Em certos círculos, tanto se elogia “Aquarius”
que deixei o Alberto para trás e fui ver o filme num cinema perto de casa,
sessão da tarde. Aprendi com a escritora Carmen da Silva a desafiar consensos,
sem medo de ser criticada e enquadrada em algum clichê de posicionamento
ideológico. E, assim, sem medo de apedrejamento, afirmo com toda minha sinceridade:
não vi no filme de Kleber Mendonça Filho, algo mais que um trabalho razoável.

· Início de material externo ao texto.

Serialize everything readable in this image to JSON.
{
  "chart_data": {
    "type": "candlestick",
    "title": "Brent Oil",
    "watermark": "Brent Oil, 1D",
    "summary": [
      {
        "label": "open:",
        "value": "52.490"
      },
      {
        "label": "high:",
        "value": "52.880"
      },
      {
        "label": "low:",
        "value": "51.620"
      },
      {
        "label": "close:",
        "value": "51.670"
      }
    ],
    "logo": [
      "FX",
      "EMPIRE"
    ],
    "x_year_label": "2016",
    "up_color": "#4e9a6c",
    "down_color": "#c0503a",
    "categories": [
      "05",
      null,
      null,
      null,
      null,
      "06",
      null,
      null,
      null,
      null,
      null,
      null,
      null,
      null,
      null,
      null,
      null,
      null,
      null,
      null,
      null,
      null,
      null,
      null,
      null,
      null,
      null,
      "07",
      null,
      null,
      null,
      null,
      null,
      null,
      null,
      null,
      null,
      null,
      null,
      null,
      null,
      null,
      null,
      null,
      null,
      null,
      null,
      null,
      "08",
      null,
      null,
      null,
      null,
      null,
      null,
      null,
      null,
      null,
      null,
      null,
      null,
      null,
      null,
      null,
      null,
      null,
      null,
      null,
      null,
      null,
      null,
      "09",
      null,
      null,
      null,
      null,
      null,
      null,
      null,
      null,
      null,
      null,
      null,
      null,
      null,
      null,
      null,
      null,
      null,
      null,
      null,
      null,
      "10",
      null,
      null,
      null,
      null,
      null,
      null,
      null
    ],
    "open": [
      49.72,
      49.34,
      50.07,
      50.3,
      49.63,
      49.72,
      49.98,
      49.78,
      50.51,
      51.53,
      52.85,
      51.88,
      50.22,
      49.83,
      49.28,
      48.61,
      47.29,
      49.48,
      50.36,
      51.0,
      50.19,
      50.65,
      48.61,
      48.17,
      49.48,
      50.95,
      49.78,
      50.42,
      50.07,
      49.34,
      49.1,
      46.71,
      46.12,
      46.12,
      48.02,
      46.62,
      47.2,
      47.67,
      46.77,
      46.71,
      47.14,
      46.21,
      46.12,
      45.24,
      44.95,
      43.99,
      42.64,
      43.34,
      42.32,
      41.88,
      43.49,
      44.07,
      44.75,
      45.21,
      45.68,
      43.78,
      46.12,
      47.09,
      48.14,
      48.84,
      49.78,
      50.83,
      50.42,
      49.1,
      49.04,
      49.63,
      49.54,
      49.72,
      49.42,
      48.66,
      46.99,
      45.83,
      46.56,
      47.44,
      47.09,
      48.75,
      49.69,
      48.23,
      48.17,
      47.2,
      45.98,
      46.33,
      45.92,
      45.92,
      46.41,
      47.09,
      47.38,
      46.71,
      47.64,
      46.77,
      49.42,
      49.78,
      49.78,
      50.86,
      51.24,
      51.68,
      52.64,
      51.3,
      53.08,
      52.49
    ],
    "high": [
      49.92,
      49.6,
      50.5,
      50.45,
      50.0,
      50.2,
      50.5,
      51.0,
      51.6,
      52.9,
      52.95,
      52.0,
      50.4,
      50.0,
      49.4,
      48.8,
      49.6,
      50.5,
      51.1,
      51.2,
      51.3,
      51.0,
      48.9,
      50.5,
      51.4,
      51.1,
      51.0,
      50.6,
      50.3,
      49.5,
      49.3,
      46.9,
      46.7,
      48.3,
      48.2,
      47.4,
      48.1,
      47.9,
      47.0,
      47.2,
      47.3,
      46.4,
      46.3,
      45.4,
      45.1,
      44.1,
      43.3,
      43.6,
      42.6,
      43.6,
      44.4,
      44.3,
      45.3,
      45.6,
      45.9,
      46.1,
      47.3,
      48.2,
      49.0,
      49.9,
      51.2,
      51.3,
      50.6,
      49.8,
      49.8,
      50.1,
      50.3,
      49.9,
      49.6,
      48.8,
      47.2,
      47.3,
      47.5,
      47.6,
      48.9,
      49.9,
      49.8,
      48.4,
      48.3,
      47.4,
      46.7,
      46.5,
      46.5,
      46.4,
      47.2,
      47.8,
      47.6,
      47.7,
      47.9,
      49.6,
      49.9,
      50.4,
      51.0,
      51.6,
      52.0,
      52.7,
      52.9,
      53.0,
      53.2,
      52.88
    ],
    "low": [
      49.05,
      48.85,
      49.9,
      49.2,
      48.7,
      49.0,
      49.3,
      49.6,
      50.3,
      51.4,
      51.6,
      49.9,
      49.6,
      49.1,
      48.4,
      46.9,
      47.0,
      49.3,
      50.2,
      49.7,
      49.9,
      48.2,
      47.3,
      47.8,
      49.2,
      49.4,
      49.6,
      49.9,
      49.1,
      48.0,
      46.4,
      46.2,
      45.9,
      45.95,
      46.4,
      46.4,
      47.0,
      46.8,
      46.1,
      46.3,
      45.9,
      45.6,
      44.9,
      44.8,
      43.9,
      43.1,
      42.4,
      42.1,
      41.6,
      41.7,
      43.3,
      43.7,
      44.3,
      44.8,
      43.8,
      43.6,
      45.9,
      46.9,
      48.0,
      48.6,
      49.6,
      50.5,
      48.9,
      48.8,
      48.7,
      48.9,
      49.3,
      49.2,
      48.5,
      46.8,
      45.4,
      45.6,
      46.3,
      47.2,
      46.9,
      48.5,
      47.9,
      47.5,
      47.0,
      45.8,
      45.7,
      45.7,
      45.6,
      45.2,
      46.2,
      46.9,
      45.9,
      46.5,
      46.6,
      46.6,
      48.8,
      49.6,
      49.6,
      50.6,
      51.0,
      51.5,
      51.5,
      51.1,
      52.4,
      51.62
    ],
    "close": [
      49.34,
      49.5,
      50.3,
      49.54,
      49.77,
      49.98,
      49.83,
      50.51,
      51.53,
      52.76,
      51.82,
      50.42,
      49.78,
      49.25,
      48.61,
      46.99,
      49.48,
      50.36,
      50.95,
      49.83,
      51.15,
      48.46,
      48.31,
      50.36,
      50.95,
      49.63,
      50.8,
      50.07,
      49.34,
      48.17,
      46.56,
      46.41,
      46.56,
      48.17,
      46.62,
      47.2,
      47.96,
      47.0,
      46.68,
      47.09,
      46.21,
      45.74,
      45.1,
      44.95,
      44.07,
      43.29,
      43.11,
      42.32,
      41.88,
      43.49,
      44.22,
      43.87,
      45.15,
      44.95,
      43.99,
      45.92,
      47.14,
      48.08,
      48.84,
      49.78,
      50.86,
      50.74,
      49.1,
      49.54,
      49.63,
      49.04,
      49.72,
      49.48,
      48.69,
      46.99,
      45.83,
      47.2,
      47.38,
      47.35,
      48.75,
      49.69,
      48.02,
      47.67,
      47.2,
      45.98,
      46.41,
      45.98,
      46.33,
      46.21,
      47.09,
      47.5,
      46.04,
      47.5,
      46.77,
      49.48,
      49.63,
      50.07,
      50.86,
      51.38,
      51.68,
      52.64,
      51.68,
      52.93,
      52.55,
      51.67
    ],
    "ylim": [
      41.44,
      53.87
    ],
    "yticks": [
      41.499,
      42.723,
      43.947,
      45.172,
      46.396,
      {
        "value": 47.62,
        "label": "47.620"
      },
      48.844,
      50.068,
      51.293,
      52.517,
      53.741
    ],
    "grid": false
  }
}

Não percebo o sentido revolucionário que se vem atribuindo à obra. A manifestação
na noite da escolha – o cartaz remissivo à conjuntura política brasileira – foi
gesto de livre direito do elenco e direção. Porém, não se relaciona diretamente
com o conteúdo da obra.
Talvez o meu pecado tenha sido passar
pelos meus vinte anos de idade, a década de 1960, assistindo filmes
absolutamente geniais. Foi um tempo tão precioso do cinema cult que se torna impossível avaliar o que veio depois, o que se
faz hoje, sem traçar paralelos. Por mais aberta que esteja a mente para receber
o que há de novo, há uma história a moldar o meu olhar sobre a arte, a alimentar
minha visão crítica.
Fiquei atenta ao filme, aos seus detalhes,
como fazia naqueles mencionados tempos em que os filmes contavam muito para a nossa
formação cultural, acadêmica e também política. E como foi bom fazer prova da cadeira
de Literatura Brasileira, sendo mestre o professor Ivo Barbieri, depois de ter
visto “A hora e a vez de Augusto Matraga”, de Roberto Santos (1966), inspirado
em novela de João Guimarães Rosa! O cinema nacional era de uma pujança artística
digna de “bonequinhos” de pé em calorosos aplausos. E o que dizer de todo o
cinema italiano, o francês, o sueco, o alemão, espanhol...? Sim, o meu “bonequinho”
carrega essas vivências.
“Aquarius”, em ritmo às vezes
arrastado, retoma um tema forte nos anos 1970: o assédio de empreiteiras aos
proprietários de imóveis plantados em terrenos de alto interesse imobiliário
nas cidades mais bonitas do Brasil. Em 1974, a TV Globo apresentou a novela “O
Espigão”, de Dias Gomes, exibida na faixa das 22 horas, que abordou a questão
da expansão imobiliária desenfreada e a resistência dos proprietários do
terreno cobiçado. Teve uma ótima recepção de audiência.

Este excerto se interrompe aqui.